2. PLANUNGSSICHERHEIT STATT PROJEKTLOGIK
Projektförderung ersetzt zunehmend strukturelle Absicherung. Ein Großteil der Ressourcen fließt in Anträge und Verwaltung statt in künstlerische Entwicklung. Die fehlende Planungssicherheit behindert Innovation und Qualität. Insbesondere kleinere Einrichtungen sowie junge, noch nicht etablierte Akteurinnen und Akteure stehen dabei vor besonderen Herausforderungen. Sie agieren oft autonom, außerhalb etablierter Strukturen, und verfügen nicht über ausreichende personelle oder finanzielle Ressourcen zur Bewältigung der komplexen Förderlogik. Die Unsicherheit über die Anschlussfinanzierung belastet zusätzlich – auch in Bezug auf die eigene soziale Absicherung.

3.POLITISCHE RÜCKENDECKUNG STATT VERGEUDETEM POTENZIAL
Die Freie Szene hat bewiesen, dass sie Verantwortung übernehmen kann – in Bildung, Teilhabe, Stadtentwicklung und demokratischer Arbeit. Dabei entwickelt sie nicht nur relevante Inhalte, sondern erzielt zugleich eine überregionale Strahlkraft. Zahlreiche Initiativen und Projekte wurden mehrfach ausgezeichnet und generieren regelmäßig Drittmittel, die weit über die städtischen Investitionen hinausgehen. Doch ohne angemessene strukturelle Unterstützung wird dieses Potenzial nicht ausgeschöpft. Die bisher ausbleibende politische Rückendeckung verhindert notwendige Entwicklungen und schwächt langfristig die Kulturlandschaft der Stadt.
UNSERE FORDERUNGEN: EIN KLARES ZEICHEN FÜR DIE FREIE SZENE
Wir fordern die Stadt Wuppertal auf, der Freien Szene jetzt den Rücken zu stärken.
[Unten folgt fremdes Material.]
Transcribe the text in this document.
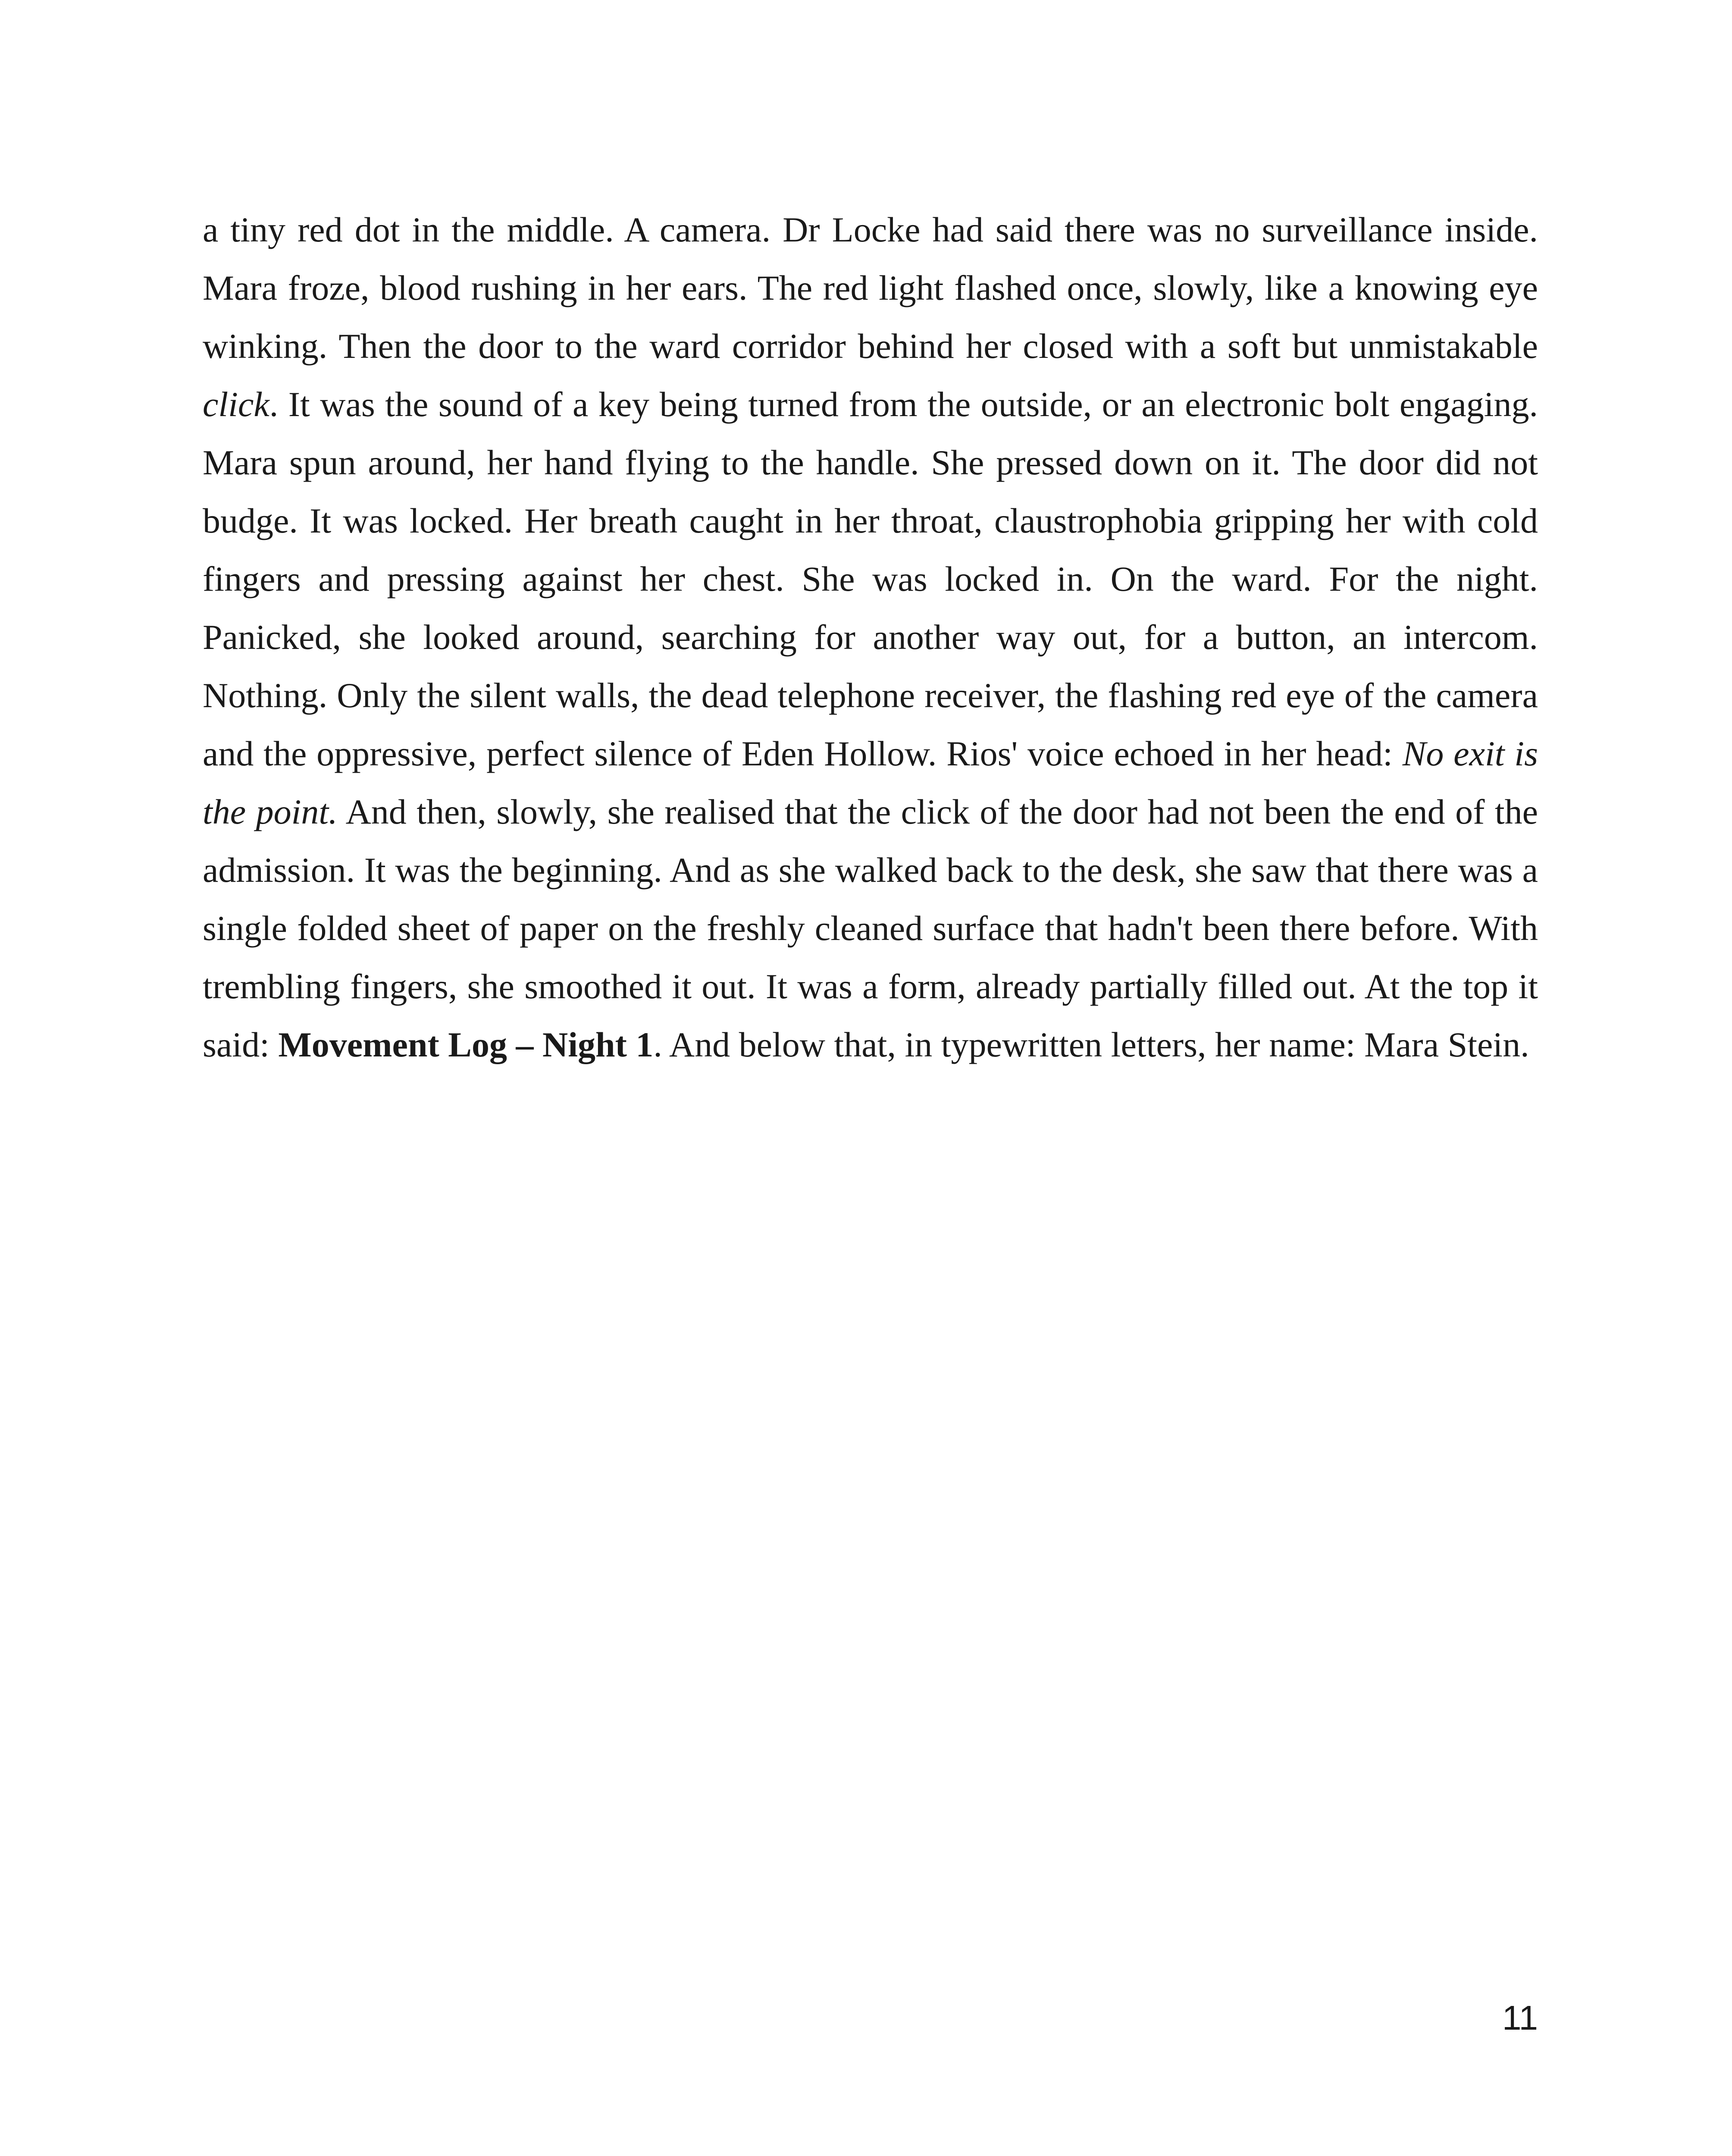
a tiny red dot in the middle. A camera. Dr Locke had said there was no surveillance inside. Mara froze, blood rushing in her ears. The red light flashed once, slowly, like a knowing eye winking. Then the door to the ward corridor behind her closed with a soft but unmistakable click. It was the sound of a key being turned from the outside, or an electronic bolt engaging. Mara spun around, her hand flying to the handle. She pressed down on it. The door did not budge. It was locked. Her breath caught in her throat, claustrophobia gripping her with cold fingers and pressing against her chest. She was locked in. On the ward. For the night. Panicked, she looked around, searching for another way out, for a button, an intercom. Nothing. Only the silent walls, the dead telephone receiver, the flashing red eye of the camera and the oppressive, perfect silence of Eden Hollow. Rios' voice echoed in her head: No exit is the point. And then, slowly, she realised that the click of the door had not been the end of the admission. It was the beginning. And as she walked back to the desk, she saw that there was a single folded sheet of paper on the freshly cleaned surface that hadn't been there before. With trembling fingers, she smoothed it out. It was a form, already partially filled out. At the top it said: Movement Log – Night 1. And below that, in typewritten letters, her name: Mara Stein.

11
Es braucht klare strukturelle Entscheidungen.
1. Planungssicherheit und Verlässlichkeit
Frühzeitige Kommunikation: Die Stadtverwaltung soll den institutionell geförderten Einrichtungen der Freien Szene bis spätestens Anfang September 2025 mitteilen, mit welchen Zuschüssen sie im ersten Halbjahr 2026 rechnen können. Verbindliche Umsetzung der Empfehlungen: Wir erwarten, dass die kulturpolitischen Vertreterinnen und Vertreter in den Ratsfraktionen sich für die vollständige Umsetzung der Förderempfehlungen für die institutionelle Förderung der Arbeitsgruppe Kultur sowie des Kulturausschusses einsetzen. Die beantragten Mittel sind nachweislich notwendig. Abweichungen gefährden den Fortbestand bestehender Strukturen – mit möglichen Schließungen und Stellenverlusten. Stabilisierung der Förderpraxis: Die allgemeine Projekt- und Jahresförderung des Kulturbüros muss gesichert und an steigende Antragszahlen sowie realistische Projektkosten angepasst werden.
2. Politische Rückendeckung und kulturpolitisches Bekenntnis
Kulturpolitische Haltung: Wir fordern ein klares, öffentlich sichtbares Bekenntnis zur gesellschaftlichen Relevanz der Freien Kultur – insbesondere von den politischen Entscheidungsträgerinnen und Entscheidungsträger vor der Kommunalwahl 2025. Gleichwertige Anerkennung: Die Freie Szene muss als elementarer Teil des städtischen Kulturangebots wahrgenommen und gefördert werden – gleichrangig mit anderen Kulturinstitutionen. Ziel ist keine Konkurrenz, sondern eine faire Verteilung und sichtbare Anerkennung der jeweiligen Rollen.Vermeidung struktureller Benachteiligung: Es darf nicht zu einseitigen Kürzungen bei der Freien Szene kommen. Wir fordern eine solidarische Kulturpolitik, die Vielfalt sichert.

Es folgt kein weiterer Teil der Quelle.